囚人編 第11 話 囚人クズ石拾う 硬石?いやこれは

 僕が送られた労働収容所は、深い山間にある辺境の鉱山村だった。


 結局、転移魔法で逃げ出す事はしなかった。


 今の状況は自分に罪はない。でも逃げれば逃亡罪、つまりは自分の罪が確定。理不尽だとは思うけど、今は我慢だ。


 僕を乗せた馬車は、石造りの頑丈そうな高い塀を潜り村へと入る。意外にも村の中は活気があり、商店街まである。


 どうやらこの村は一般人が暮らす区域と、囚人を拘禁する収容区域があり、一般人が暮らす区域には、笑顔の村人が多く見られた。


 そんな商店街を抜けて、切り立った岩山の麓、塀に囲まれた労働収容所に馬車は入っていく。


「降りろ」と言われ馬車の扉の外鍵が外された。馬車を降りると、二階建ての建物が幾つかあり、その奥に坑道が見える。


 僕が辺りをキョロキョロと見ていると、鎧姿の兵士が二人きた。


「お前はここでは444番と呼ばれる」


 えっ、444!? 死亡フラグとかじゃないよね? フラグ回収は絶対にやりたくない。


 囚人番号に戸惑っていた僕は、兵士に連行され、坑道前の建物に連れていかれた。


 兵士の一人が建物の扉を叩く。


「おい、爺さん。新入りを連れてきた」


 扉が開き、腰の曲がった痘痕あばた顔のお爺さんが顔を出す。


「ガキか。……まあいい。こっち来い」


 お爺さんがのそのそと歩き始めたので、僕は後についていく。鉱山沿いの道を歩き、岩が山積みされた場所に来るとお爺さんが足を止めた。


 見れば木箱に座って作業している人たちがいる。


「これを使え」


 渡されたのはハンマー。


「あそこにある岩から、鉄鉱石と岩石を分けるのがお前の仕事だ。鉄鉱石はあっち、岩石は向こうに一輪車で運べ。一輪車一杯で銅貨一枚貰える」


「お金が貰えるんですか?」


「飯は銅貨五枚からだ。働かねえと飯が食えねえ。ほらとっとと行かんかい!」


 労働収容所はノーワーク・ノーペイのまさかのサラリーマンシステム。お爺さんに背中をドンと押されて、僕は山積みの岩山に向かった。


「こんにちは」


 木箱に座り作業をしているおじさんに声をかける。


 ……が、返事なし。チラっとだけこちらを見たが、その目には光がなく無気力な感じだった。


 僕もああなるのかと不安を感じる。


 僕は諦めて誰もいない隅っこで作業をする事にした。よく見ると木箱に座らず、石の上に座っている人もいる。僕も石に座り作業を始めた。

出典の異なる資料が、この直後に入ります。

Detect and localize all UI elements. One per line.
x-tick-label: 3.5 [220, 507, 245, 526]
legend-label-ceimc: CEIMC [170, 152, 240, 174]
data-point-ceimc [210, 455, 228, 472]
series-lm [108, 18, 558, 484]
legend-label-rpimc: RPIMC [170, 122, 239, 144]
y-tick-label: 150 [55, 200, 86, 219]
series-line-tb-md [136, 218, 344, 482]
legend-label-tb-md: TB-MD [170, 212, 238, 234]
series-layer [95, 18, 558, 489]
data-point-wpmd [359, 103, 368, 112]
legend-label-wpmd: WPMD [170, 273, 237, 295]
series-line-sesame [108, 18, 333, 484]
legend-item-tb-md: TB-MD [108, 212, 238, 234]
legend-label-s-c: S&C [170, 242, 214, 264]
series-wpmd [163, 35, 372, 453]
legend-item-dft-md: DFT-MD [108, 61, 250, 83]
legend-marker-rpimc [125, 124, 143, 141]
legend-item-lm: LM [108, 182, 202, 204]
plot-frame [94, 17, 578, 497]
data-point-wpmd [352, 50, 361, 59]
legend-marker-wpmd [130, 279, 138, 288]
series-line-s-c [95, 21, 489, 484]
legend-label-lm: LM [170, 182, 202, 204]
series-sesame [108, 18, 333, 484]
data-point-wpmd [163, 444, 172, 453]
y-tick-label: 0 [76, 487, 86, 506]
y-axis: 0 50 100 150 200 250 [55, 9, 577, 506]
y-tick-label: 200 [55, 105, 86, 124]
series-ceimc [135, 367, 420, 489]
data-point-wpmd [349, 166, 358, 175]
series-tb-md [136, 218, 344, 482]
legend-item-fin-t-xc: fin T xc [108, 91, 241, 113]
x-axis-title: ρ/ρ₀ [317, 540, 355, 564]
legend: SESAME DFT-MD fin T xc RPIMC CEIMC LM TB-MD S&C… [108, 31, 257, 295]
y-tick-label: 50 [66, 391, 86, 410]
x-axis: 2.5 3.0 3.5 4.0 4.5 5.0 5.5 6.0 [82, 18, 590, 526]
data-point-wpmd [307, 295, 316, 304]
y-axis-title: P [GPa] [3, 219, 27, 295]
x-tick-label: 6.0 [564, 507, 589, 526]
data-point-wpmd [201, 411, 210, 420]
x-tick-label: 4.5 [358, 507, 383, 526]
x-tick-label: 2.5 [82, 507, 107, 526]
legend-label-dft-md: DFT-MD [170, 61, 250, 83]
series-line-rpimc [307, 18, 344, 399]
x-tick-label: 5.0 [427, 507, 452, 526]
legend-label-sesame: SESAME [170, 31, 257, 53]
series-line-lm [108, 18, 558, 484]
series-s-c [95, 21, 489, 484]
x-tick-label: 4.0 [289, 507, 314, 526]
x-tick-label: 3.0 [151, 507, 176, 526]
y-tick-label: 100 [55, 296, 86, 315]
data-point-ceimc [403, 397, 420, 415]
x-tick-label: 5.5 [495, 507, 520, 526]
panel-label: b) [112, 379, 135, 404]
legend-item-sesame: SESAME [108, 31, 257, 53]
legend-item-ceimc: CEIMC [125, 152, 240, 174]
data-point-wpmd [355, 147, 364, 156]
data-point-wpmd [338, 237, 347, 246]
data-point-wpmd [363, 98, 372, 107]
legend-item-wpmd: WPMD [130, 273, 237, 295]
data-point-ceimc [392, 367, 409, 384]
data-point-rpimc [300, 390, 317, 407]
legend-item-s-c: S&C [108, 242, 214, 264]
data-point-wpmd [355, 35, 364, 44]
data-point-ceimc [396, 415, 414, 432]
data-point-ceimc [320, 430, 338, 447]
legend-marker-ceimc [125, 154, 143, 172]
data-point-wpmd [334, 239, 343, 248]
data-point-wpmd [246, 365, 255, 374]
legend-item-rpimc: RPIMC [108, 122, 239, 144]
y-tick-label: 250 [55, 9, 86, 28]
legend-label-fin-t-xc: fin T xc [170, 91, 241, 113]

 山積みされた岩山には大きく三種類に分類される。鉄鉱石の塊、岩石の塊、鉄鉱石と岩石が混ざった塊。ただ八割が混ざった塊だ。つまり、めちゃくちゃ面倒くさい。


 少し大きな石に座り、混ざった塊をハンマーで叩く。


「これを砕くとか無理じゃね?」


 少し叩いたぐらいでは硬い石は割れない。周りを見回し他の人の作業を観察する。作業者の中には女性や子供もいた。


 僕くらいの歳の男の子は、適当に石を取り、何やら観察してポイと投げ捨てた。何度かそれを繰り返し、どうやらお目当てが見つかったらしく、手にした石をハンマーで叩き始めた。


「なるほど。子供でも割れそうな石を選べばいいのか」


 僕も石を観察しながら鉄鉱石と岩が剥離出来そうな石を探した。


 よさげな石を見つけた。カンカンッとハンマーで叩く。少し赤みを帯びた鉄鉱石が岩石から段々と剥がれていく。


「いや、しかし、これは腕にくるな……」


 慣れない作業で手や腕が痛くなってくる。これを一日中やって、最低限のノルマである一輪車五杯は無理だろ。


「はぁ〜、このままじゃ今日の晩飯は無し。いや晩飯な死!って感じかな」


 って、くだらない造語を作っている場合じゃない。と言う訳で辺りの人に見られていないのを確認して――。


「『身体強化』」


 ハンマーで軽く叩いただけでパカンと石が割れた。これなら楽勝だ。


 そんなこんなで鉄鉱石と岩を分ける作業を続けていると――。


「おや?」


 石を割っていく作業の中で、石の中からくすんだ色をした水晶の様な石が出てきた。


「宝石かな?」


 大きさは約3センチメートル、八面体の綺麗な形をしている。お宝発見かもしれないので、その綺麗な石を持って先ほどのお爺さんのいる建物に向かった。





「これは硬石だな。硬すぎて磨けもしないクズ石だよ」


 お爺さんは仏頂面でつまらなそうに言い放つ。


「この石は貰ってもいいんですか?」


「ああ、クズ石だから好きにしろ」


 そう言うと、早く仕事に戻れ的な手のしぐさをして、僕を追い払おうとする。


 僕はお爺さんの建屋を出て、硬石を空にかざした。


「硬石ね……」


 硬すぎて磨けない石。


「うん、やっぱりそれっぽい」


 表面は茶色がかっているが光に透かすと透明感がある。そして綺麗な八面体のシェイプ。この石は――最強硬度を持つ宝石、つまりあれの可能性がある。


 僕はそれを胸の小さなポケットにしまい、ニヤりと笑った。